Let Google know what you think about their proposed restrictions on sideloading Android apps. - Android developer verification requirements [Feedback Form]

docs.google.com Android developer verification requirements

Use this form to submit questions or feedback about the new Android developer verification requirements announced in August 2025. You can learn more about the requirements in the Android developer verification guide. Sign up for early access here.

Android developer verification requirements

Source of feedback form:

https://developer.android.com/developer-verification (bottom of page)

98 comments
  • Some poignant questions for these new platform requirements:

    • How do you anticipate this being used against journalists and advocacy groups?
    • What research and statistical quantification will be done to evaluate the amount of harm these restrictions can inflict?
    • What precautions or safeguards will users have against malicious state actors or capitulating corporations?
    • How can developers protect themselves from liable damages due to service interruptions caused by third party verification?
    • Do you foresee legal restrictions in rollout due to national security concerns from differing nation states?
  • Its our chance to over turn this.
    Let's hope this won't happen.

  • @AlphaneMoon@lemmy.world

    It's so lovely and cute to think that feedback will result in something, it definitely does, just look around us nowadays and we can see the brave Unicode characters hanging around as things have been improving on a daily basis! 🥰

    Surely all feedback will be read by lovely humans, not by their clanker, because we all know how we always talk with flesh-and-bone humans, not clankers, whenever we reach some kind of "Help center" or "Contact us".

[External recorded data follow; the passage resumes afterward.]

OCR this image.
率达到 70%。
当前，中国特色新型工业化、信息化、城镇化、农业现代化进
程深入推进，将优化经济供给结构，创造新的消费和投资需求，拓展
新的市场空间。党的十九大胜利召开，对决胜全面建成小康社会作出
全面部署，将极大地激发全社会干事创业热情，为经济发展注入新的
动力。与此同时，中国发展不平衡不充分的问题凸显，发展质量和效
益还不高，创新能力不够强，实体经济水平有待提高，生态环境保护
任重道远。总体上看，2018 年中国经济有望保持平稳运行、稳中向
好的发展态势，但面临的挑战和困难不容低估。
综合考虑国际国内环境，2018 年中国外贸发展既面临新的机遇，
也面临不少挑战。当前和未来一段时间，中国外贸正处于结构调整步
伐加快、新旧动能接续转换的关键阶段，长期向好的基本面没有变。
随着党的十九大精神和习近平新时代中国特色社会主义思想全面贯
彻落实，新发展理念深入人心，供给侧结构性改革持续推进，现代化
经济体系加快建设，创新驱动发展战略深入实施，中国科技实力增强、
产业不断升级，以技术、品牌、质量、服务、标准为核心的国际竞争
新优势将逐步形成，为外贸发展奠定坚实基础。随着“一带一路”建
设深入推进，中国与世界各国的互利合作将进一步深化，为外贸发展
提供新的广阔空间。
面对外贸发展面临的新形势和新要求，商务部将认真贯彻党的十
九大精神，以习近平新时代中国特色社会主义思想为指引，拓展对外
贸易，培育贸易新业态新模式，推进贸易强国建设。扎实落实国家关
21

    With enough Unicode characters, the increasingly-dystopian tech world will definitely stop being dystopian! Onward, QWERTY keyboards!

    /s

    • If they get one angry message they'll ignore it. If they get 10,000 angry messages they might start worrying about what the people who haven't sent messages will do if they proceed.

      Public outcry doesn't always work, but it has worked enough times to try again. It takes minimal effort for a significant potential gain.

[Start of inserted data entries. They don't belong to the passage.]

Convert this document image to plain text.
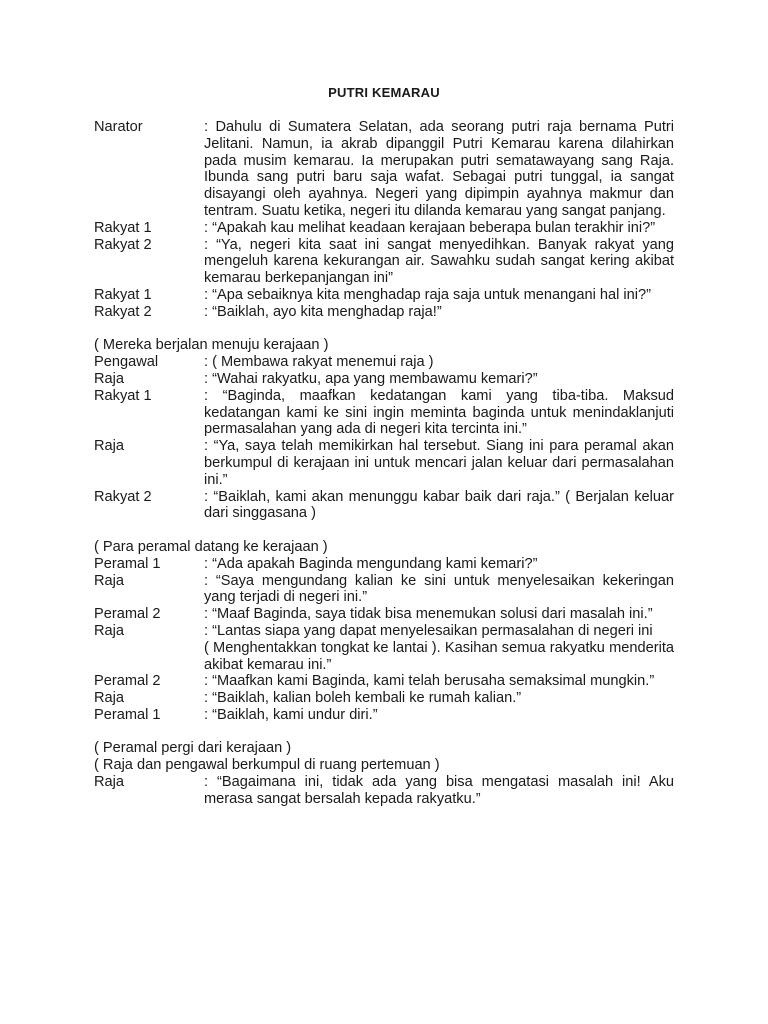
PUTRI KEMARAU
Narator	: Dahulu di Sumatera Selatan, ada seorang putri raja bernama Putri Jelitani. Namun, ia akrab dipanggil Putri Kemarau karena dilahirkan pada musim kemarau. Ia merupakan putri sematawayang sang Raja. Ibunda sang putri baru saja wafat. Sebagai putri tunggal, ia sangat disayangi oleh ayahnya. Negeri yang dipimpin ayahnya makmur dan tentram. Suatu ketika, negeri itu dilanda kemarau yang sangat panjang.
Rakyat 1	: “Apakah kau melihat keadaan kerajaan beberapa bulan terakhir ini?”
Rakyat 2	: “Ya, negeri kita saat ini sangat menyedihkan. Banyak rakyat yang mengeluh karena kekurangan air. Sawahku sudah sangat kering akibat kemarau berkepanjangan ini”
Rakyat 1	: “Apa sebaiknya kita menghadap raja saja untuk menangani hal ini?”
Rakyat 2	: “Baiklah, ayo kita menghadap raja!”
( Mereka berjalan menuju kerajaan )
Pengawal	: ( Membawa rakyat menemui raja )
Raja	: “Wahai rakyatku, apa yang membawamu kemari?”
Rakyat 1	: “Baginda, maafkan kedatangan kami yang tiba-tiba. Maksud kedatangan kami ke sini ingin meminta baginda untuk menindaklanjuti permasalahan yang ada di negeri kita tercinta ini.”
Raja	: “Ya, saya telah memikirkan hal tersebut. Siang ini para peramal akan berkumpul di kerajaan ini untuk mencari jalan keluar dari permasalahan ini.”
Rakyat 2	: “Baiklah, kami akan menunggu kabar baik dari raja.” ( Berjalan keluar dari singgasana )
( Para peramal datang ke kerajaan )
Peramal 1	: “Ada apakah Baginda mengundang kami kemari?”
Raja	: “Saya mengundang kalian ke sini untuk menyelesaikan kekeringan yang terjadi di negeri ini.”
Peramal 2	: “Maaf Baginda, saya tidak bisa menemukan solusi dari masalah ini.”
Raja	: “Lantas siapa yang dapat menyelesaikan permasalahan di negeri ini
( Menghentakkan tongkat ke lantai ). Kasihan semua rakyatku menderita akibat kemarau ini.”
Peramal 2	: “Maafkan kami Baginda, kami telah berusaha semaksimal mungkin.”
Raja	: “Baiklah, kalian boleh kembali ke rumah kalian.”
Peramal 1	: “Baiklah, kami undur diri.”
( Peramal pergi dari kerajaan )
( Raja dan pengawal berkumpul di ruang pertemuan )
Raja	: “Bagaimana ini, tidak ada yang bisa mengatasi masalah ini! Aku merasa sangat bersalah kepada rakyatku.”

    • Clanker: “Sentiment Analysis Complete: they don’t like it. They think it’s a scheme to consolidate power and market control. Beep boop.”

      It really short circuits the power of mass feedback when it gets summarized by a bot. No nuance, no ingenious argumentation, nothing. None of that gets in front of the eyes of those managing the feedback.

      And that’s because it’s inefficient to read everything.

      • @paraphrand@lemmy.world

        Yeah, exactly!

        Also, it's highly dependent on the "prompt", similarly to how HR companies are filtering resumes through prompts specifically written to ignore "undesirable resumes". People who believe any sort of feedback will "let (name of a corporation) know what you think about (some enshittification event/feature)" aren't just naive, but blatantly unaware of how enshittification got "meta" (pun intended) as in "enshittify all means of reversing any enshittification", and this includes "user feedback".

        People try to argue how some past collective user feedback "did take effect", pointing to things such as Apple's real-time scanning of messages. They think Apple gave up of that, and they think this was due to strongly-worded collective feedback, as if corporations ever bothered themselves to carefully consider every user feedback and serve the wishes of their users, not their shareholders. I find this wishful thinking very cute and naive. In reality, corporations don't give a nought about user feedback because they know people will be compelled to use their products.

        For example: need banking to pay rent and groceries? Soon you'll need their apps which will only work in Android or iOS, as offline banking and offline methods of payments is increasingly scarcer due to global digitalization of financial systems. As a Brazilian, I've been watching as Brazil already got "Pix" (a digital instant payment system) everywhere and fiat currency is increasingly difficult to withdraw from ATMs as more and more physical banks close their doors, other countries already have their own Pix-like systems of digital payment, and it's just a matter of time before EU, USA, Australia and other "first-world countries" got (and enforce) their own as well.

        tl;dr: The enshittification is broader than we think, and strongly-worded Unicode texts won't change the course of global technofeudalism.